Sustainable Fisheries Act of 1996
- Long title: An Act to amend the Magnuson Fishery Conservation and Management Act to authorize appropriations, to provide for sustainable fisheries, and for other purposes.
- Acronyms (colloquial): SFA; FFA;
- Nicknames: Fisheries Financing Act
- Enacted by: the 104th United States Congress
- Effective: October 11, 1996

Citations
- Public law: 104-297
- Statutes at Large: 110 Stat. 3559

Codification
- Titles amended: 16 U.S.C.: Conservation
- U.S.C. sections amended: 16 U.S.C. ch. 38, subch. II § 1812; 16 U.S.C. ch. 38, subch. III §§ 1821, 1822, 1823, 1824, 1826; 16 U.S.C. ch. 38, subch. IV §§ 1851, 1852, 1853, 1854, 1855, 1856, 1857, 1858, 1860, 1861, 1861a, 1862, 1863; 16 U.S.C. ch. 38, subch. V §§ 1881, 1881a, 1881b, 1881c, 1881d, 1882, 1883;

Legislative history
- Introduced in the Senate as S. 39 by Ted Stevens (R–AK) on January 4, 1995; Committee consideration by Senate Commerce, Science, and Transportation, House Resources; Passed the Senate on September 19, 1996 (Roll call vote 295, via Senate.gov 100-0); Passed the House on September 27, 1996 (Roll call vote 448, via Clerk.House.gov 384-30); Signed into law by President Bill Clinton on October 11, 1996;

= Sustainable Fisheries Act of 1996 =

1996 law strengthening U.S. fishery conservation, habitat protection, and bycatch limits

The Sustainable Fisheries Act of 1996 is an amendment to the Magnuson-Stevens Fishery Conservation and Management Act, a law governing the management of marine fisheries in the United States.

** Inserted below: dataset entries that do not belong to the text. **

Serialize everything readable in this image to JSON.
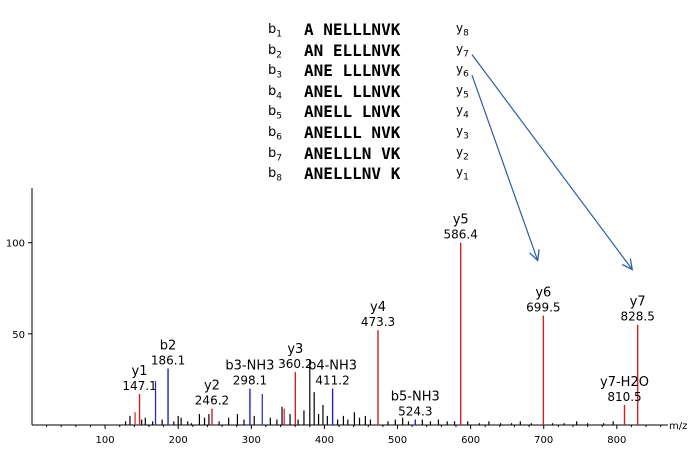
{
  "fragments": [
    {
      "b": "1",
      "seq": "A NELLLNVK",
      "y": "8"
    },
    {
      "b": "2",
      "seq": "AN ELLLNVK",
      "y": "7"
    },
    {
      "b": "3",
      "seq": "ANE LLLNVK",
      "y": "6"
    },
    {
      "b": "4",
      "seq": "ANEL LLNVK",
      "y": "5"
    },
    {
      "b": "5",
      "seq": "ANELL LNVK",
      "y": "4"
    },
    {
      "b": "6",
      "seq": "ANELLL NVK",
      "y": "3"
    },
    {
      "b": "7",
      "seq": "ANELLLN VK",
      "y": "2"
    },
    {
      "b": "8",
      "seq": "ANELLLNV K",
      "y": "1"
    }
  ],
  "fragment_letters": {
    "b": "b",
    "y": "y"
  },
  "chart_data": {
    "type": "bar",
    "xlabel": "m/z",
    "ylabel": "",
    "xlim": [
      0,
      870
    ],
    "ylim": [
      0,
      130
    ],
    "x_ticks": [
      100,
      200,
      300,
      400,
      500,
      600,
      700,
      800
    ],
    "y_ticks": [
      50,
      100
    ],
    "colors": {
      "y": "#cc2222",
      "b": "#2222cc",
      "other": "#000000",
      "arrow": "#2a5ea8"
    },
    "labeled_peaks": [
      {
        "ion": "y1",
        "mz": 147.1,
        "intensity": 17,
        "series": "y",
        "mz_label": "147.1"
      },
      {
        "ion": "b2",
        "mz": 186.1,
        "intensity": 31,
        "series": "b",
        "mz_label": "186.1"
      },
      {
        "ion": "y2",
        "mz": 246.2,
        "intensity": 9,
        "series": "y",
        "mz_label": "246.2"
      },
      {
        "ion": "b3-NH3",
        "mz": 298.1,
        "intensity": 20,
        "series": "b",
        "mz_label": "298.1"
      },
      {
        "ion": "y3",
        "mz": 360.2,
        "intensity": 29,
        "series": "y",
        "mz_label": "360.2"
      },
      {
        "ion": "b4-NH3",
        "mz": 411.2,
        "intensity": 20,
        "series": "b",
        "mz_label": "411.2"
      },
      {
        "ion": "y4",
        "mz": 473.3,
        "intensity": 52,
        "series": "y",
        "mz_label": "473.3"
      },
      {
        "ion": "b5-NH3",
        "mz": 524.3,
        "intensity": 3,
        "series": "b",
        "mz_label": "524.3"
      },
      {
        "ion": "y5",
        "mz": 586.4,
        "intensity": 100,
        "series": "y",
        "mz_label": "586.4"
      },
      {
        "ion": "y6",
        "mz": 699.5,
        "intensity": 60,
        "series": "y",
        "mz_label": "699.5"
      },
      {
        "ion": "y7-H2O",
        "mz": 810.5,
        "intensity": 11,
        "series": "y",
        "mz_label": "810.5"
      },
      {
        "ion": "y7",
        "mz": 828.5,
        "intensity": 55,
        "series": "y",
        "mz_label": "828.5"
      }
    ],
    "minor_peaks": [
      {
        "mz": 128,
        "intensity": 2,
        "series": "other"
      },
      {
        "mz": 134,
        "intensity": 5,
        "series": "other"
      },
      {
        "mz": 141,
        "intensity": 7,
        "series": "y"
      },
      {
        "mz": 150,
        "intensity": 3,
        "series": "other"
      },
      {
        "mz": 155,
        "intensity": 4,
        "series": "other"
      },
      {
        "mz": 165,
        "intensity": 2,
        "series": "other"
      },
      {
        "mz": 169,
        "intensity": 24,
        "series": "b"
      },
      {
        "mz": 178,
        "intensity": 3,
        "series": "other"
      },
      {
        "mz": 194,
        "intensity": 2,
        "series": "other"
      },
      {
        "mz": 200,
        "intensity": 5,
        "series": "other"
      },
      {
        "mz": 204,
        "intensity": 4,
        "series": "other"
      },
      {
        "mz": 213,
        "intensity": 2,
        "series": "other"
      },
      {
        "mz": 218,
        "intensity": 1,
        "series": "other"
      },
      {
        "mz": 229,
        "intensity": 6,
        "series": "other"
      },
      {
        "mz": 236,
        "intensity": 4,
        "series": "other"
      },
      {
        "mz": 242,
        "intensity": 6,
        "series": "other"
      },
      {
        "mz": 256,
        "intensity": 2,
        "series": "other"
      },
      {
        "mz": 269,
        "intensity": 4,
        "series": "other"
      },
      {
        "mz": 281,
        "intensity": 6,
        "series": "other"
      },
      {
        "mz": 290,
        "intensity": 3,
        "series": "other"
      },
      {
        "mz": 304,
        "intensity": 5,
        "series": "other"
      },
      {
        "mz": 315,
        "intensity": 17,
        "series": "b"
      },
      {
        "mz": 326,
        "intensity": 4,
        "series": "other"
      },
      {
        "mz": 335,
        "intensity": 3,
        "series": "other"
      },
      {
        "mz": 342,
        "intensity": 10,
        "series": "other"
      },
      {
        "mz": 345,
        "intensity": 9,
        "series": "y"
      },
      {
        "mz": 353,
        "intensity": 6,
        "series": "other"
      },
      {
        "mz": 364,
        "intensity": 3,
        "series": "other"
      },
      {
        "mz": 372,
        "intensity": 8,
        "series": "other"
      },
      {
        "mz": 380,
        "intensity": 36,
        "series": "other"
      },
      {
        "mz": 386,
        "intensity": 18,
        "series": "other"
      },
      {
        "mz": 392,
        "intensity": 6,
        "series": "other"
      },
      {
        "mz": 398,
        "intensity": 11,
        "series": "other"
      },
      {
        "mz": 404,
        "intensity": 5,
        "series": "other"
      },
      {
        "mz": 418,
        "intensity": 3,
        "series": "other"
      },
      {
        "mz": 426,
        "intensity": 5,
        "series": "other"
      },
      {
        "mz": 432,
        "intensity": 3,
        "series": "other"
      },
      {
        "mz": 441,
        "intensity": 7,
        "series": "other"
      },
      {
        "mz": 448,
        "intensity": 4,
        "series": "other"
      },
      {
        "mz": 456,
        "intensity": 5,
        "series": "other"
      },
      {
        "mz": 463,
        "intensity": 3,
        "series": "other"
      },
      {
        "mz": 487,
        "intensity": 2,
        "series": "other"
      },
      {
        "mz": 497,
        "intensity": 3,
        "series": "other"
      },
      {
        "mz": 507,
        "intensity": 4,
        "series": "other"
      },
      {
        "mz": 515,
        "intensity": 2,
        "series": "other"
      },
      {
        "mz": 534,
        "intensity": 3,
        "series": "other"
      },
      {
        "mz": 545,
        "intensity": 2,
        "series": "other"
      },
      {
        "mz": 556,
        "intensity": 3,
        "series": "other"
      },
      {
        "mz": 568,
        "intensity": 2,
        "series": "other"
      },
      {
        "mz": 578,
        "intensity": 2,
        "series": "other"
      },
      {
        "mz": 596,
        "intensity": 2,
        "series": "other"
      },
      {
        "mz": 612,
        "intensity": 1,
        "series": "other"
      },
      {
        "mz": 625,
        "intensity": 2,
        "series": "other"
      },
      {
        "mz": 641,
        "intensity": 1,
        "series": "other"
      },
      {
        "mz": 656,
        "intensity": 1,
        "series": "other"
      },
      {
        "mz": 668,
        "intensity": 2,
        "series": "other"
      },
      {
        "mz": 683,
        "intensity": 1,
        "series": "other"
      },
      {
        "mz": 712,
        "intensity": 1,
        "series": "other"
      },
      {
        "mz": 728,
        "intensity": 1,
        "series": "other"
      },
      {
        "mz": 745,
        "intensity": 2,
        "series": "other"
      },
      {
        "mz": 760,
        "intensity": 1,
        "series": "other"
      },
      {
        "mz": 782,
        "intensity": 1,
        "series": "other"
      },
      {
        "mz": 795,
        "intensity": 2,
        "series": "other"
      }
    ],
    "arrows": [
      {
        "from": "y7",
        "to_ion": "y7"
      },
      {
        "from": "y6",
        "to_ion": "y6"
      }
    ]
  }
}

Another major amendment to this legislation was later made under the Magnuson-Stevens Fishery Conservation and Management Reauthorization Act of 2006. The SFA was enacted to amend the outdated MSFCMA of 1976. The amendment included changes to the purpose of the act, definitions, and international affairs, as well as many small changes.

The U.S. Senate bill S. 39 was passed by the 104th United States Congressional session and enacted into law by the 42nd President of the United States Bill Clinton on October 11, 1996.

==Purpose==
There were several major changes to the purpose of the law:
1. Prohibiting fisheries managers from using social, economic, or any other justifications to allow catch targets to exceed a calculated "maximum sustainable yield."
2. Mandating that for each managed species, fisheries managers quantitatively define "overfishing" (certain specified maximum allowed rates of fishing mortality) and "overfished" (depletion below a certain population level).
3. Mandating regular assessment of which fish populations that are overfished, and creating an official list of overfished species in U.S. waters.
4. Mandating that for overfished species, plans must be enacted allowing them to recover to quantitatively specified target population levels (usually about one-third of the estimated pre-fishing population) within ten years (with certain exceptions).
5. Adding that catches of unintended species or unmarketable fish be reduced, to the extent practicable.
6. Adding the promotion of protection of "Essential Fish Habitat."
7. Adding the promotion of catch and release programs to conservation and management principles.

==Definitions==
The following terms which became relevant in the twenty years following the original act were added:
- bycatch
- charter fishing
- commercial fishing
- economic discards
- essential fish habitat
- fishing community
- individual fishing quota
- optimum yield
- overfishing (overfished)
- Pacific Insular Area
- recreational fishing
- regulatory discards
- special areas
- vessel subject to the jurisdiction of the United States

==International affairs==
Besides establishing the Pacific Insular Area fishery agreement regulations, the SFA directs the Secretary of State to "seek to secure an international agreement to establish standards and measures for bycatch reduction that are comparable to the standards and measures applicable to United States fishermen."